Jum'at, 17 Mei 2019 - 07:19 WIB
Bulan Kemerdekaan
Bulan Kemerdekaan
A A A
Komaruddin Hidayat
Guru Besar Universitas Islam Negeri (UIN) Syarif Hidayatullah

SALAH satu anugerah terbesar dari Allah adalah anugerah kemerdekaan. Orang yang terjajah, yang berarti terampas kemerdekaannya, hidupnya akan menderita, harga dirinya juga terasa dihinakan.

Maka itu, banyak bangsa dan masyarakat yang harus terlibat peperangan demi untuk meraih kemerdekaan dirinya. Lalu, apa hubungan antara kemerdekaan dan ibadah puasa?

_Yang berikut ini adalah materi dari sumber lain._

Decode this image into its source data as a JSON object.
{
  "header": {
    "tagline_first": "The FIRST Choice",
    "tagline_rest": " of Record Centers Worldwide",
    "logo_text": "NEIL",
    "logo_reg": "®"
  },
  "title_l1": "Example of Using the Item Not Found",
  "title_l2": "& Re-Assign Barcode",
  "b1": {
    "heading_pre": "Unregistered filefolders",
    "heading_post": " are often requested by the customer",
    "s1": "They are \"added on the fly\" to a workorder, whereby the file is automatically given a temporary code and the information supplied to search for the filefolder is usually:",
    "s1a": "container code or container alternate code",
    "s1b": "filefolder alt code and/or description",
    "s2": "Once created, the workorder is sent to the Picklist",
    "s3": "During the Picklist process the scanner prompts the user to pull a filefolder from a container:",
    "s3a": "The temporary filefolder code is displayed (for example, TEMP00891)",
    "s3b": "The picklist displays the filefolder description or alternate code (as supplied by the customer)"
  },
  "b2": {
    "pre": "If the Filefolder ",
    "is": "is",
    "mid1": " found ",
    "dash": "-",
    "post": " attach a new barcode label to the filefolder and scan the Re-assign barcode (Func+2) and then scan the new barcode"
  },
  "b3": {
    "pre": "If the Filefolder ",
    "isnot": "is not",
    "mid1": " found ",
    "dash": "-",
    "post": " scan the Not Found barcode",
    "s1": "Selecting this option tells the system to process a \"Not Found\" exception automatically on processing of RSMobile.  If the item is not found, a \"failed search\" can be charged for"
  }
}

Orang yang merdeka adalah orang yang bisa membuat keputusan dan pilihan secara bebas tanpa tekanan, untuk memilih yang terbaik menurut hati nurani dan akal sehatnya. Orang yang terkena adiksi narkoba, misalnya, adalah contoh mereka yang hilang kemerdekaan dirinya karena sudah dikuasai dan dijajah oleh nafsu kecanduan.

Imbasnya mereka tidak mampu menguasai dan mengendalikan dirinya berdasarkan nurani dan akal sehatnya. Untuk membebaskan diri perlu perjuangan berat, itu pun ada yang berhasil dan ada yang gagal.

Agama diturunkan Allah sesungguhnya bukan membelenggu hidup manusia, tetapi justru untuk memerdekakan. Namun begitu pada praktiknya ada saja orang yang salah memahami dan menjalankan agama sehingga hati dan nalarnya tidak berkembang sehat dan optimal, tetapi malah fanatik buta.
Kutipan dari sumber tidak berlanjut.